Based on the above, is it not too late in the day for the governor to generalize an allegation as weighty as one which says certain elements were using their access to the presidential villa to mislead our president? Perhaps the people in question have some mystical powers because everyone appears to be scarred to name the elements. Even Aisha Buhari, the nation’s First Lady who seem to know about the people concerned was only able to reaffirm El Rufai’s allegations by retweeting it. But is there evidence that the people El Rufai indicted last week are same as those that the First Lady accused early in the life of this administration as those who had hijacked her husband’s government? We cannot know because she too omitted to name the people- a direct contrast to how she dealt with officials of the State House clinic that were operating with a dysfunctional X-ray facility amidst non-availability of everything medical including basic drugs.

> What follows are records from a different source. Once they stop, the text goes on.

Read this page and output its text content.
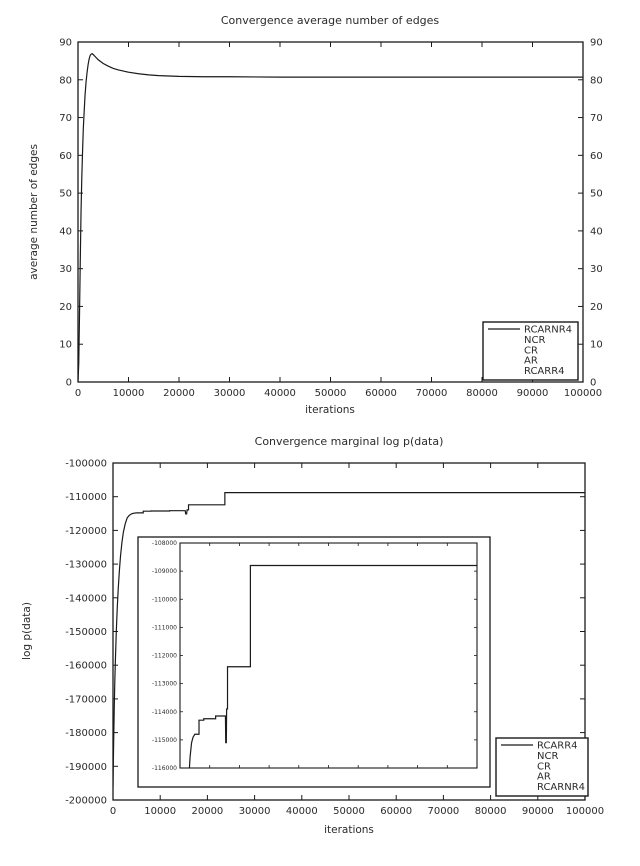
Convergence average number of edges
iterations
average number of edges
0	10000 20000 30000 40000 50000 60000 70000 80000 90000 100000
0	0
10	10
20	20
30	30
40	40
50	50
60	60
70	70
80	80
90	90
RCARNR4
NCR
CR
AR
RCARR4
Convergence marginal log p(data)
iterations
log p(data)
0	10000 20000 30000 40000 50000 60000 70000 80000 90000 100000
-200000
-190000
-180000
-170000
-160000
-150000
-140000
-130000
-120000
-110000
-100000
-108000
-109000
-110000
-111000
-112000
-113000
-114000
-115000
-116000
RCARR4
NCR
CR
AR
RCARNR4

Aisha Buhari’s exposure of the rot in that special hospital helped the media to undertake several investigations that showed that figures that are bandied around in budgets are a far cry from reality. For instance, although the Centre was said to have received a zero allocation in 2017, records indicated that it got a total of N11.01billion as appropriation between 2015-2017. It was also found that the highest decision maker concerning the hospital was not its Chief Executive and Medical Director but a civil servant described as Permanently Secretary, State House. By her direct intervention, the First Lady helped to halt the misapplication of resources in that hospital to the benefit of the nation. But very little could have been achieved if she had merely said some hospitals in Nigeria are poorly run. This is why allegations that can open up governance in the country need to be direct and specific.

Painfully, the nation continues to hear so many unsubstantiated allegations by politicians especially those who belong to the ruling party. Only two days ago, the presidential candidate of the All Progressives Congress, Bola Tinubu at a rally in Ado Ekiti alleged that those behind the naira and fuel scarcity in the country are anxious to create a scenario that could lead to the postponement of the general elections.Who was he referring to and why couldn’t he specific? Could it be that the opposition parties have already taken over the country’s government and are reversing APC policies or are the suspects enemies within?  If those in government continue to make such allegations some analysts might soon begin to imagine that government has run out of steam. 

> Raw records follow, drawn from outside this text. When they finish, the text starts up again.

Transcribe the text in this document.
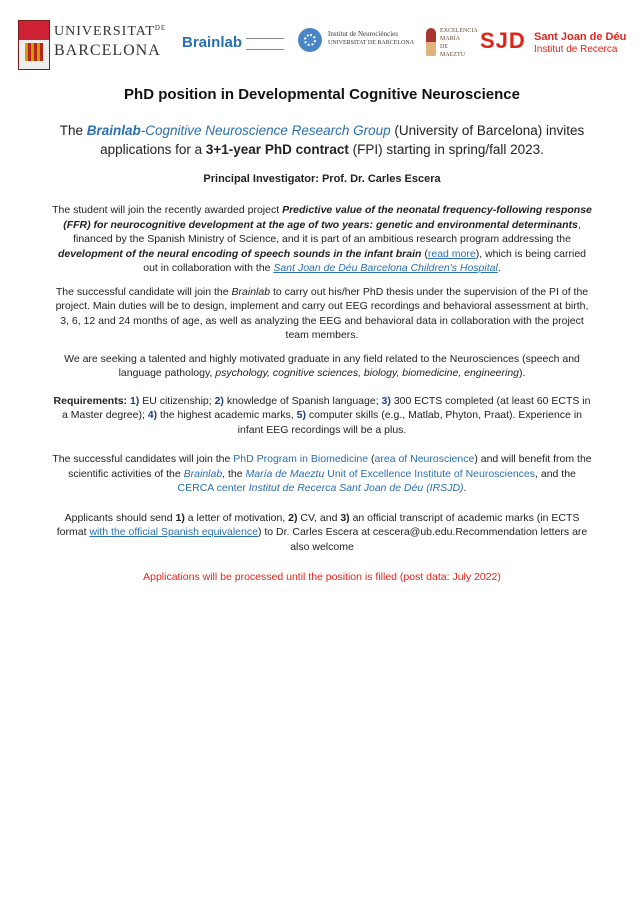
$UNIVERSITAT^{DE}$
BARCELONA Brainlab	Institut de Neurociències
UNIVERSITAT DE BARCELONA
EXCELENCIA
MARÍA
DE
MAEZTU
SJD Sant Joan de Déu
Institut de Recerca
PhD position in Developmental Cognitive Neuroscience
The Brainlab-Cognitive Neuroscience Research Group (University of Barcelona) invites applications for a 3+1-year PhD contract (FPI) starting in spring/fall 2023.
Principal Investigator: Prof. Dr. Carles Escera

The student will join the recently awarded project Predictive value of the neonatal frequency-following response (FFR) for neurocognitive development at the age of two years: genetic and environmental determinants, financed by the Spanish Ministry of Science, and it is part of an ambitious research program addressing the development of the neural encoding of speech sounds in the infant brain (read more), which is being carried out in collaboration with the Sant Joan de Déu Barcelona Children's Hospital.

The successful candidate will join the Brainlab to carry out his/her PhD thesis under the supervision of the PI of the project. Main duties will be to design, implement and carry out EEG recordings and behavioral assessment at birth, 3, 6, 12 and 24 months of age, as well as analyzing the EEG and behavioral data in collaboration with the project team members.

We are seeking a talented and highly motivated graduate in any field related to the Neurosciences (speech and language pathology, psychology, cognitive sciences, biology, biomedicine, engineering).

Requirements: 1) EU citizenship; 2) knowledge of Spanish language; 3) 300 ECTS completed (at least 60 ECTS in a Master degree); 4) the highest academic marks, 5) computer skills (e.g., Matlab, Phyton, Praat). Experience in infant EEG recordings will be a plus.

The successful candidates will join the PhD Program in Biomedicine (area of Neuroscience) and will benefit from the scientific activities of the Brainlab, the María de Maeztu Unit of Excellence Institute of Neurosciences, and the CERCA center Institut de Recerca Sant Joan de Déu (IRSJD).

Applicants should send 1) a letter of motivation, 2) CV, and 3) an official transcript of academic marks (in ECTS format with the official Spanish equivalence) to Dr. Carles Escera at cescera@ub.edu.Recommendation letters are also welcome

Applications will be processed until the position is filled (post data: July 2022)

Indeed, many analysts in non-partisan platforms are probably wondering why the ruling party is so concerned about naira notes and fuel but completely silent about scarcity of voting cards-PVCs! Will the Nigerians they claim to be helping use fuel and new notes to vote? One would have thought that the possibility of having many Nigerians disenfranchised would have correspondingly provoked reactions if not more from the APC or has the party found that those without pvcs are its opponents?Rather than fight over naira redesign which everyone knows to be a good policy some politicians are only interested in exploiting the challenges of its implementation. That can take the nation nowhere. 

Those who are using the argument of insufficient banking facilities to make loud calls for the postponement of the naira redesign policy should peep into Borno State and see how government solves the problems of her citizens. In that state, where years of insurgency have left the people with bank branches in only two out of 27 Local Government Areas, Governor Babagana Zulum immediately swung into action to establish branches of Microfinance Bank as well as ICT centres across the state to facilitate easy exchange of old currency notes to new ones. It seems more fulfilling to have such leaders who are willing to help the execution of desirable public policies instead of using challenges to run governance by excuses. Let the elite help the poor to retrieve their monies from banks instead of wanting to have access to funds to buy votes.